A light, white film formed within a few days, but then nothing seemed to happen for ages. It was about a month before I had something resembling a kombucha mother. I'm sorry I didn't take a photo at this stage, but then again, perhaps best not - they're not pretty. Now I had a mother and starter tea (a lot of the yeast cells are in the liquid, apparently, so you need both) I moved on to a larger batch: three and half pints or two litres of water, which is about the capacity of my larger saucepans, three teabags and 100g sugar. This time I used two green teabags with one black one - I have some rather old green tea with mint that needs using up, so I ignored the advice about not using flavoured teas at this stage (apparently the oils can inhibit the bacteria) and chucked a couple in.

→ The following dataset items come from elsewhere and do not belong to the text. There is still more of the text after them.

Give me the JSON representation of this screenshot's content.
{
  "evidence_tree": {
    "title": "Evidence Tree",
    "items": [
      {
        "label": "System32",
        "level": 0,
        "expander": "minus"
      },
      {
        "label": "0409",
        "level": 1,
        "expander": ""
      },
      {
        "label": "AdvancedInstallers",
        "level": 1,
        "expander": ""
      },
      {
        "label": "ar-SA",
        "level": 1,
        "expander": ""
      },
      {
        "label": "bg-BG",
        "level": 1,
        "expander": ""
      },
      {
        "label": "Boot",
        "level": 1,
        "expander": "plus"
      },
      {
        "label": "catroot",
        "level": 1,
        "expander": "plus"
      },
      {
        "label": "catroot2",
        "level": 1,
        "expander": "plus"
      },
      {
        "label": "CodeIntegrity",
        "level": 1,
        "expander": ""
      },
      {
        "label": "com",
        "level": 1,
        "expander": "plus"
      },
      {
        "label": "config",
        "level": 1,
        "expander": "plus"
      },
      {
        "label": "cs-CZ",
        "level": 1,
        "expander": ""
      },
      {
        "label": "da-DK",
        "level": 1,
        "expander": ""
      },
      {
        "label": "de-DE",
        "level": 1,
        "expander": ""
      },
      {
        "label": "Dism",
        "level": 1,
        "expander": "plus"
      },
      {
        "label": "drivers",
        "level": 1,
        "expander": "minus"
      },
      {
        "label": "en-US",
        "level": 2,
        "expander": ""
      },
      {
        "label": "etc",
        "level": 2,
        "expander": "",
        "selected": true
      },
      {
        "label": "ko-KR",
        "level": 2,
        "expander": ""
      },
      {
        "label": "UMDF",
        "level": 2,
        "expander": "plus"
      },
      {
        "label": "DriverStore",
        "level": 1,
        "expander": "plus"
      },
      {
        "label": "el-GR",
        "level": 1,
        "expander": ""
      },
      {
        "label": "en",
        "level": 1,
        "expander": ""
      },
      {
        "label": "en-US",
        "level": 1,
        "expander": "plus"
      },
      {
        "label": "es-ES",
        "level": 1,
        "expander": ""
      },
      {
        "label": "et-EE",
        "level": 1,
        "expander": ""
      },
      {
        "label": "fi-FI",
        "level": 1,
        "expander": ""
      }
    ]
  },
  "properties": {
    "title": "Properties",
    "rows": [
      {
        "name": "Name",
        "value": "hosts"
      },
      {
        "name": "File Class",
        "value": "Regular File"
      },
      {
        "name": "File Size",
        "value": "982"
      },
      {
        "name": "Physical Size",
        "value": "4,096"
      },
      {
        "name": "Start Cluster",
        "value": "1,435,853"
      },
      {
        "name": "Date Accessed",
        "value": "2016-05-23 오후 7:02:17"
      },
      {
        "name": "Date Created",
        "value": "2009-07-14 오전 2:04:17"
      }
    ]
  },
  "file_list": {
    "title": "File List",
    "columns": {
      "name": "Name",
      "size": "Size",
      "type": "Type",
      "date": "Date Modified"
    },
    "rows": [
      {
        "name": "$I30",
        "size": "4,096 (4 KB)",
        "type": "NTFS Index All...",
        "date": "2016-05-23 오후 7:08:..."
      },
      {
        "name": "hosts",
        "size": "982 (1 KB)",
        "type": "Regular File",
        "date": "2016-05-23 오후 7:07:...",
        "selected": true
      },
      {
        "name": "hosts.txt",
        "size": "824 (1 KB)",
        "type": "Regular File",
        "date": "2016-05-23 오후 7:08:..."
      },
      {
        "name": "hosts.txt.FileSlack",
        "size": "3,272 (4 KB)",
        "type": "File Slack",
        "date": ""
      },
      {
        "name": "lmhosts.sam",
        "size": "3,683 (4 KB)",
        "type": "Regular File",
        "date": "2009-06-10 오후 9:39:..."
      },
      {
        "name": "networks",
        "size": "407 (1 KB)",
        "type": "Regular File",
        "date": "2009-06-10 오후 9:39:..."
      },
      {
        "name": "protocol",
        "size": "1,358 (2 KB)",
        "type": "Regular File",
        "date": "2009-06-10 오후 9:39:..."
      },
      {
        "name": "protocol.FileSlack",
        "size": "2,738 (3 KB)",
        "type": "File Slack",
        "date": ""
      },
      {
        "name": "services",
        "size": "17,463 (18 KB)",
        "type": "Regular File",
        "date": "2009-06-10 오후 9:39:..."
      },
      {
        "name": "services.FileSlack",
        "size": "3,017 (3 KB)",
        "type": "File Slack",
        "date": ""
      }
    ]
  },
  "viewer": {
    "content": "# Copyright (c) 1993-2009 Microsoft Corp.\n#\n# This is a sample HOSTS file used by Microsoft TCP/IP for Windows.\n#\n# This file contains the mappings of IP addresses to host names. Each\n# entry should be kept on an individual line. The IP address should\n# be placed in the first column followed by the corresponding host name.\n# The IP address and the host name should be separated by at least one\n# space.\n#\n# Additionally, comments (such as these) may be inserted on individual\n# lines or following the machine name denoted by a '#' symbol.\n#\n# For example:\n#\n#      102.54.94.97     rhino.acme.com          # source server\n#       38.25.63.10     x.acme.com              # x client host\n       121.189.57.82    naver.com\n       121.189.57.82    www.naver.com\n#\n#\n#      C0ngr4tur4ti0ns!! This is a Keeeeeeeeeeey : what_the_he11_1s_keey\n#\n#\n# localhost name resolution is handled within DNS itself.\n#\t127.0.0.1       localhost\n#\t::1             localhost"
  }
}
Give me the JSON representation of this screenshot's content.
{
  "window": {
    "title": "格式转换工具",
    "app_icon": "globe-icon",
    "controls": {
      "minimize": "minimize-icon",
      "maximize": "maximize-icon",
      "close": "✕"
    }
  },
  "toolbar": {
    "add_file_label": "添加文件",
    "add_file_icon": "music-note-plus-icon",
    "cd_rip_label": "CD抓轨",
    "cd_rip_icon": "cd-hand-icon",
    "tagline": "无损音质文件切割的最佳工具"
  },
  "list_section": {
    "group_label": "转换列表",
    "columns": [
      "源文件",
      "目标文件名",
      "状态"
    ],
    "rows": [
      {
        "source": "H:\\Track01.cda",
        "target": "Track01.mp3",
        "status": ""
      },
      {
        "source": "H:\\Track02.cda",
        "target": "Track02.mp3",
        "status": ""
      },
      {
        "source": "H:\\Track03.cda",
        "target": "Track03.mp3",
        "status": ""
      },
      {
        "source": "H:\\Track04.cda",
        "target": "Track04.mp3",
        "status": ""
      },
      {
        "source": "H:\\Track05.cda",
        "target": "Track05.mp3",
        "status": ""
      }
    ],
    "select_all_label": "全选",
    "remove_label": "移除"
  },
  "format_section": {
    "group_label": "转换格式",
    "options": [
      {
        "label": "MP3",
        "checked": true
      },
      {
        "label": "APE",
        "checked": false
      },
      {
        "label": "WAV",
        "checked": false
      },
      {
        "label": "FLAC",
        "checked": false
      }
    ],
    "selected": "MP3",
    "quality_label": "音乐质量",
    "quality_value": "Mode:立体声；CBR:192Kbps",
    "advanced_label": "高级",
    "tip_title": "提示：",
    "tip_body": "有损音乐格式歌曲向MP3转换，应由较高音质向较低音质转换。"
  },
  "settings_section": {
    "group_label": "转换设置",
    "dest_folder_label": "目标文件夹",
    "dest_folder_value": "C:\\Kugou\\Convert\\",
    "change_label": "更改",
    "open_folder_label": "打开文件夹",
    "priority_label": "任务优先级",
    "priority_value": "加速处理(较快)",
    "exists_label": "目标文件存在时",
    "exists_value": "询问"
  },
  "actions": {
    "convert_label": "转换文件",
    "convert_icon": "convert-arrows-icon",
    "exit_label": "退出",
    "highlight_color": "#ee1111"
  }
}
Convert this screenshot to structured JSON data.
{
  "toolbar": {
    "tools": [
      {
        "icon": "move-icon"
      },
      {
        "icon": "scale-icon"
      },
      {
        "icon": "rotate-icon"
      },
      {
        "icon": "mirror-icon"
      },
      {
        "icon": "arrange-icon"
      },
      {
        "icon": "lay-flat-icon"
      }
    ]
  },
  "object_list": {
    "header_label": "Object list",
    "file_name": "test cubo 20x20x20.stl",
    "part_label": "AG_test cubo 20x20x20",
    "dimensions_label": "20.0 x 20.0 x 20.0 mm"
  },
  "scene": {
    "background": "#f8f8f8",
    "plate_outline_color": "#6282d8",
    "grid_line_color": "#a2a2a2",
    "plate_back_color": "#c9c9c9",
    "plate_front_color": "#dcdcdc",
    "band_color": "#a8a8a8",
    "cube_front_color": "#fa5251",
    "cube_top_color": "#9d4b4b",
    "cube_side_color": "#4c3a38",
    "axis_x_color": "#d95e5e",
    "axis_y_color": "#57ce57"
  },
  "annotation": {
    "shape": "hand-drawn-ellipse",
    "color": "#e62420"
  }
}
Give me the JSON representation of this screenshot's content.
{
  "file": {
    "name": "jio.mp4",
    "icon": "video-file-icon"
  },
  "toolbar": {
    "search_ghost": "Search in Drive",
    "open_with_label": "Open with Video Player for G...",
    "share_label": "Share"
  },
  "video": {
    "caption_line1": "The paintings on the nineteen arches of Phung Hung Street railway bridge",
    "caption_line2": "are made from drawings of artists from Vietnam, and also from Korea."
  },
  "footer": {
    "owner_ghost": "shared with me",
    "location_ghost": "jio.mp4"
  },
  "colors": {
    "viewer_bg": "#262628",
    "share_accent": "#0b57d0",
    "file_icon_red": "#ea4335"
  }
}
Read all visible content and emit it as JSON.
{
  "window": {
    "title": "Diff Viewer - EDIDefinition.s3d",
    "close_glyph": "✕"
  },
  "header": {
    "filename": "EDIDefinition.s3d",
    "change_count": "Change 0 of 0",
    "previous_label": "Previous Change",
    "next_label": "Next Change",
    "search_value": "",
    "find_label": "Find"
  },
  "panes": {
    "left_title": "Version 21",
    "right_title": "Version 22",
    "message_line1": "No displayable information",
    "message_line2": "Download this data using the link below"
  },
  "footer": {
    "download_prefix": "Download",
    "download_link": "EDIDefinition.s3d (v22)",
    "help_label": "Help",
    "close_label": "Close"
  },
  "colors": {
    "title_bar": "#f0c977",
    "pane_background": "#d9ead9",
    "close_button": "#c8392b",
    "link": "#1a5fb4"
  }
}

This went into a half-gallon jar that once held pickled eggs, scavenged from the local pub. It took a while to get rid of the pickled egg smell, but it's OK now. This being rather heavy, I decided against the top of the cooker as the warm place. The adjacent cupboard gets quite warm, too, as it's against the chimney. I say quite warm - I put a thermometer in there and it read 18°C. It's all relative.
In theory, having the jar tucked away at the back of the cupboard should stop me moving it all the time to have a look and see how it's doing, but it didn't quite work like that. In spite of my interference, a new scoby formed within a week, albeit a thin one. I tasted the drink at seven days and liked it, though it's still a bit on the sweet side, if nowhere near as sweet as the commercial one.
I took some photos this time, so you can see what the scoby looks like:
The misty film on the top develops into a cellulose mat. The old one floated up underneath the new one, which is what the beige patches are. The edge is bent down where I poked a dropper through to sample a bit before deciding whether to bottle it.
From the side, you can see bits hanging down from the floating mat. It's supposed to look like this. Apparently this is a good thing.
At this stage, people often add flavourings and a little extra sugar when bottling, for a second fermentation, to produce a little fizz. It's very much like making beer. Since the drink's already a bit sweet, I'm not adding any more sugar this time. Also, at this stage, I'm sticking with the natural flavour, though I'll probably experiment with flavourings at some point.
The main change I'm planning to make is to replace the tea with something that doesn't have caffeine. Apparently it's the tannin that's important, so oak leaves are an obvious choice. I think beech leaves have tannin, too, and also blackberry leaves, which I may try if I don't get round to hacking back the brambles before they put out new leaves in the spring.
I'm hoping that with a bit of playing around, I'll end up with something that's (virtually) non-alcoholic, has no caffeine, almost no sugar, but still tastes good. It sounds like a pretty tall order, when I put it like that, but I think it might be possible. It's got to be worth a try, anyway.
* I knew that American gallons are smaller than British ones, but it only recently occurred to me to check pints - yes, American pints are smaller too. I'm using British pints.